FactCheck.org says this is problematic because Romney has “promised” not to raise them on the middle class; Politifact roughly agrees.
This is a bit silly. As Steve Benen and Travis Waldron note, what matters here is that Romney’s plan promises across the board tax cuts and it promises to remain revenue neutral. The Tax Policy Center has found that if both promises are kept, Romney’s plan must pay for itself by increasing the middle class’ tax burden.
That said, the fact checkers are right in their narrow claim that the current Dem formulations are somewhat misleading, and this illustrates a problem with Dem messaging.
Here’s how Dem Governor Martin O’Malley put it yesterday: “Romney says he will cut taxes for millionaires and raise them for the middle class.” An Obama ad says: “Under the Romney plan, a middle-class family will pay an average of up to $2,000 more a year in taxes.”
The trouble with this message is that it risks confusing viewers and could make it easier for Romney to confuse the issue further. Here’s why: The Dem messaging sounds like an objective statement of what’s in the Romney tax plan — that is, it could be heard by voters as a declaration of Romney’s explicitly stated intentions, as if Romney has proposed to raise middle class taxes. When Romney says, “they’re lying — that’s not what I’ve proposed,” voters may throw up their hands and decide they don’t know who to believe.

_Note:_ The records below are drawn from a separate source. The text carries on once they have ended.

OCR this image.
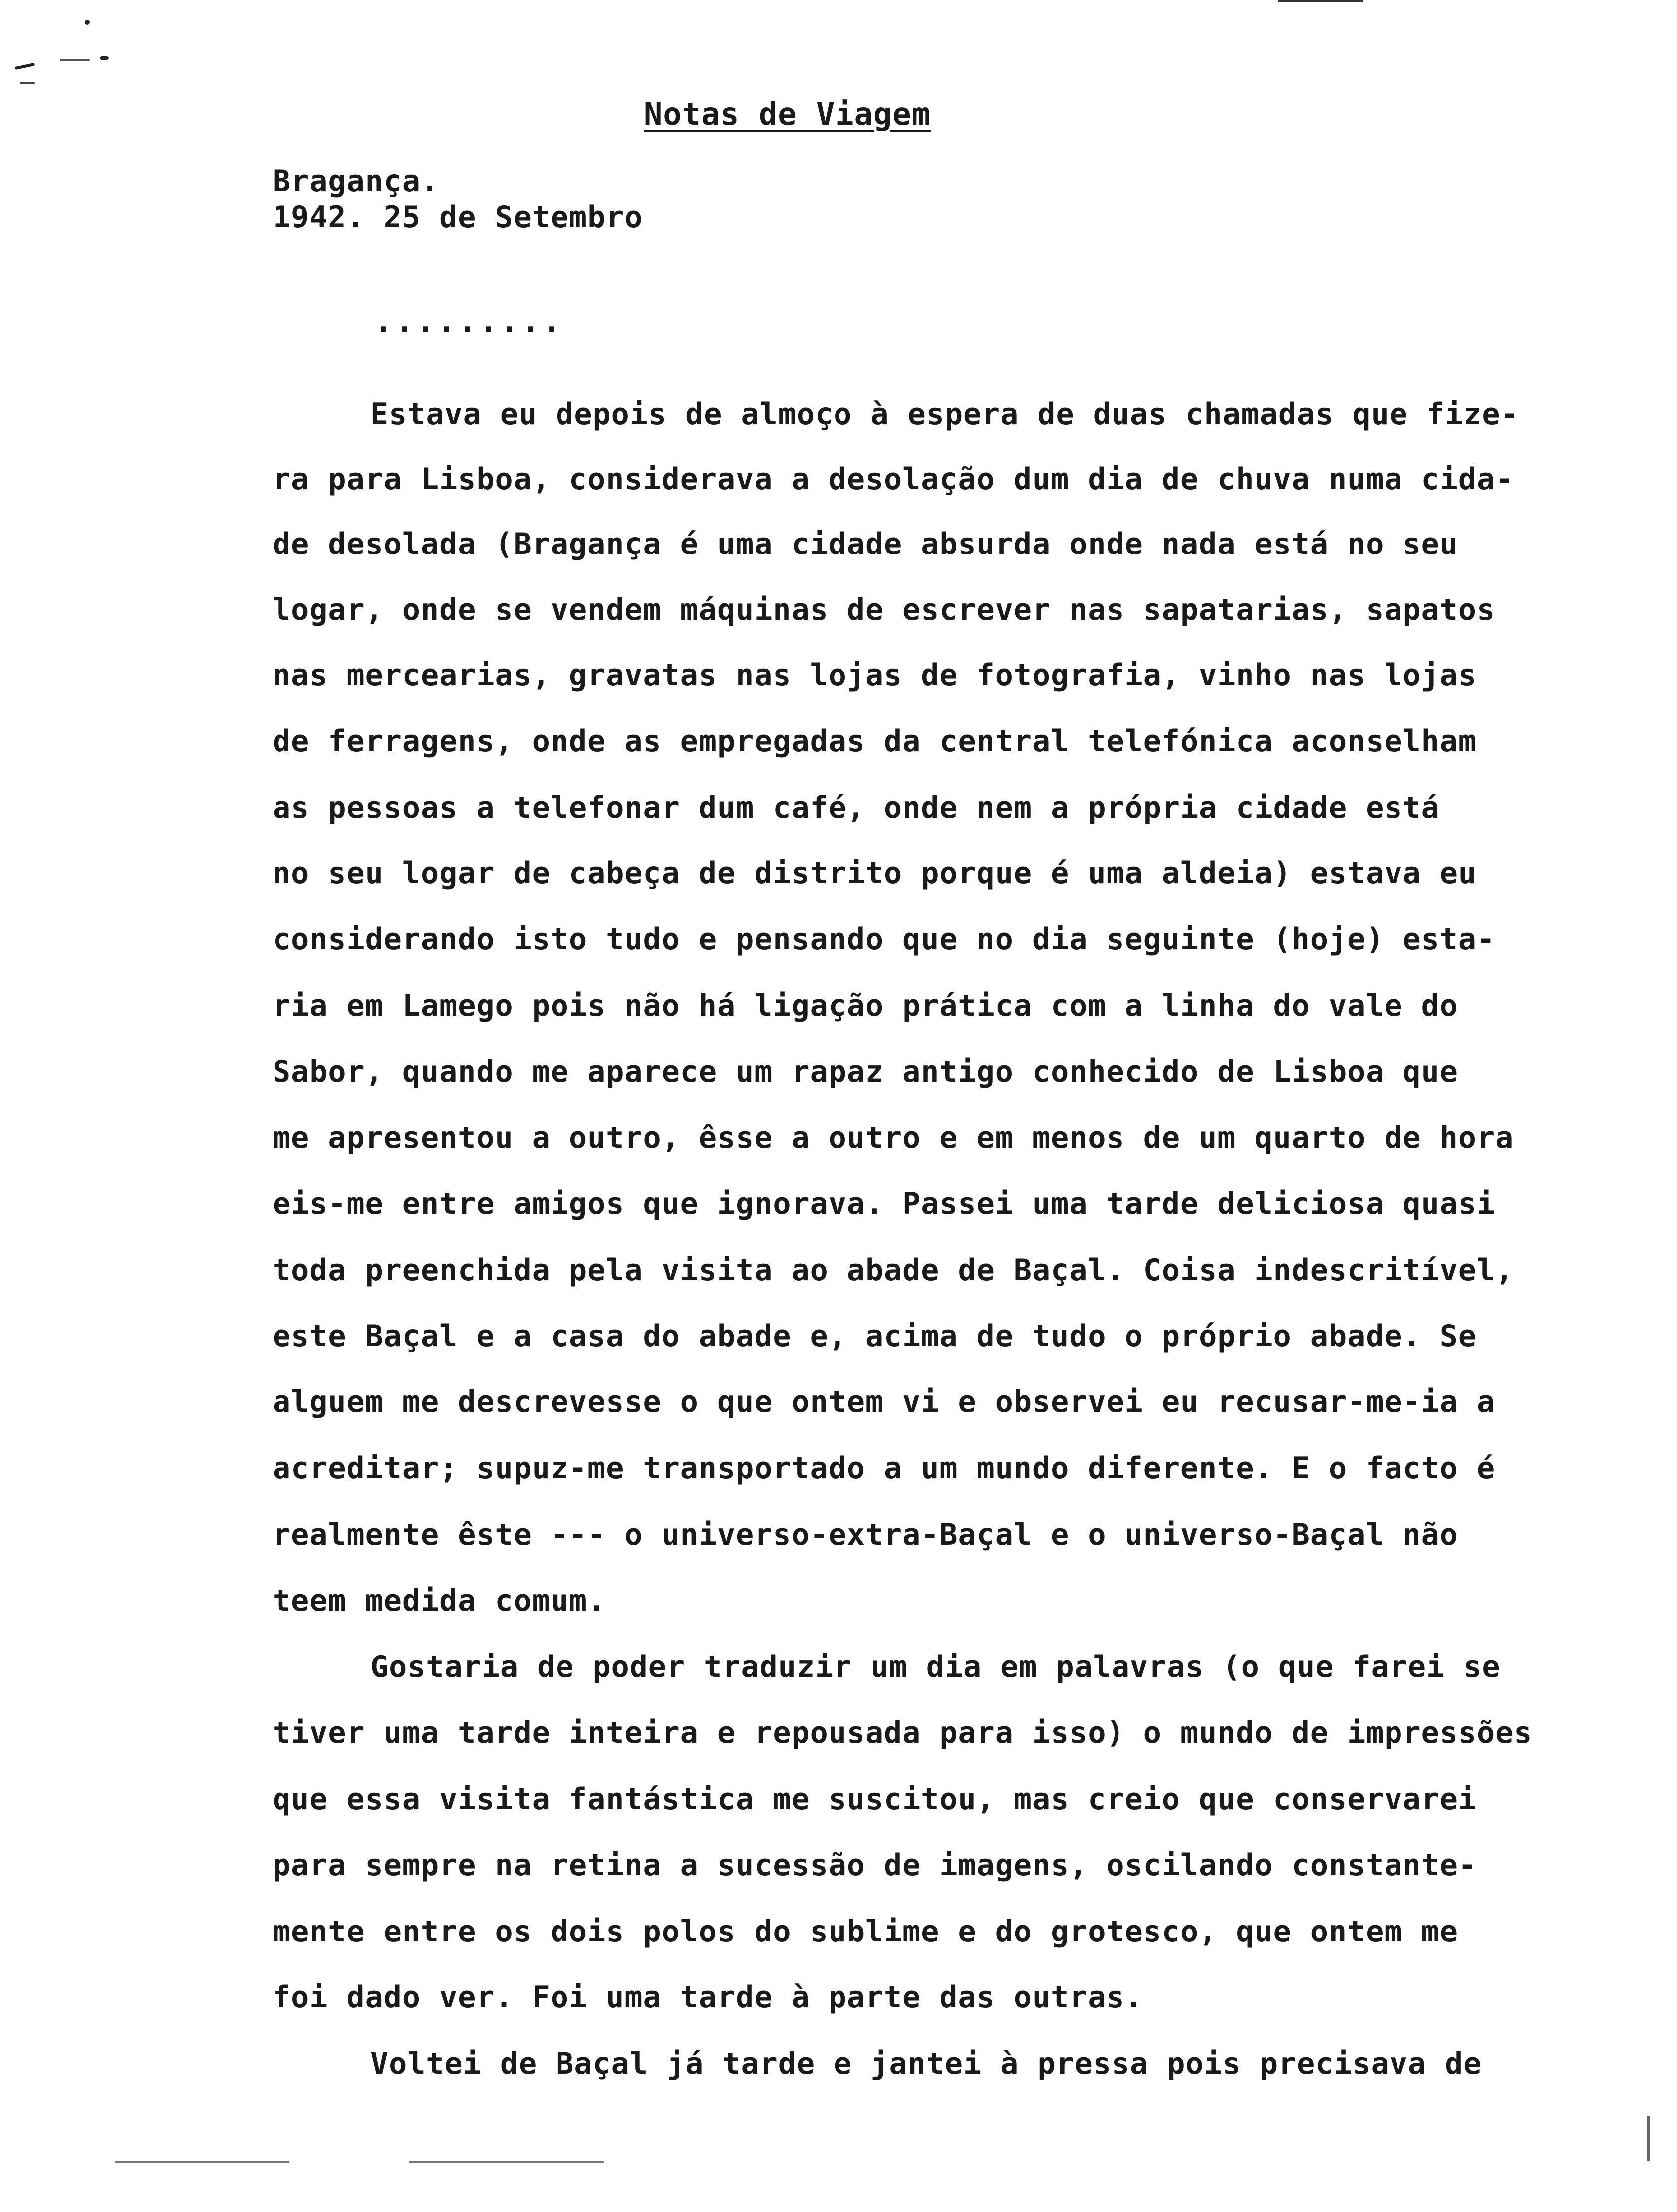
Notas de Viagem
Bragança.
1942. 25 de Setembro
.........
Estava eu depois de almoço à espera de duas chamadas que fize-
ra para Lisboa, considerava a desolação dum dia de chuva numa cida-
de desolada (Bragança é uma cidade absurda onde nada está no seu
logar, onde se vendem máquinas de escrever nas sapatarias, sapatos
nas mercearias, gravatas nas lojas de fotografia, vinho nas lojas
de ferragens, onde as empregadas da central telefónica aconselham
as pessoas a telefonar dum café, onde nem a própria cidade está
no seu logar de cabeça de distrito porque é uma aldeia) estava eu
considerando isto tudo e pensando que no dia seguinte (hoje) esta-
ria em Lamego pois não há ligação prática com a linha do vale do
Sabor, quando me aparece um rapaz antigo conhecido de Lisboa que
me apresentou a outro, êsse a outro e em menos de um quarto de hora
eis-me entre amigos que ignorava. Passei uma tarde deliciosa quasi
toda preenchida pela visita ao abade de Baçal. Coisa indescritível,
este Baçal e a casa do abade e, acima de tudo o próprio abade. Se
alguem me descrevesse o que ontem vi e observei eu recusar-me-ia a
acreditar; supuz-me transportado a um mundo diferente. E o facto é
realmente êste --- o universo-extra-Baçal e o universo-Baçal não
teem medida comum.
Gostaria de poder traduzir um dia em palavras (o que farei se
tiver uma tarde inteira e repousada para isso) o mundo de impressões
que essa visita fantástica me suscitou, mas creio que conservarei
para sempre na retina a sucessão de imagens, oscilando constante-
mente entre os dois polos do sublime e do grotesco, que ontem me
foi dado ver. Foi uma tarde à parte das outras.
Voltei de Baçal já tarde e jantei à pressa pois precisava de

What is required is a message that more clearly states what Romney is actually claiming — and why it’s complete nonsense. Dems need to say: You will hear Romney promising to cut your taxes and get our fiscal house in order. But guess what — he won’t tell you how he will pay for all that — which inevitably means you will pick up the tab. Seen this movie before?
Yes, that sounds more complicated, and perhaps it’s not great in a 30-second ad, but it may be worth it. If voters are told this, they will understand what’s happening when they hear Romney promising them that he will cut their taxes. Now they risk concluding that they can’t ever know who’s leveling with them.
Dems should lead voters through Romney’s absurd promises to a clearer understanding of the gaping holes in them. Such directness with voters could also enhance a larger dynamic in which the GOP ticket is the one getting overwhelmingly tagged by the national media for its serial mendacity and finding its integrity called into question.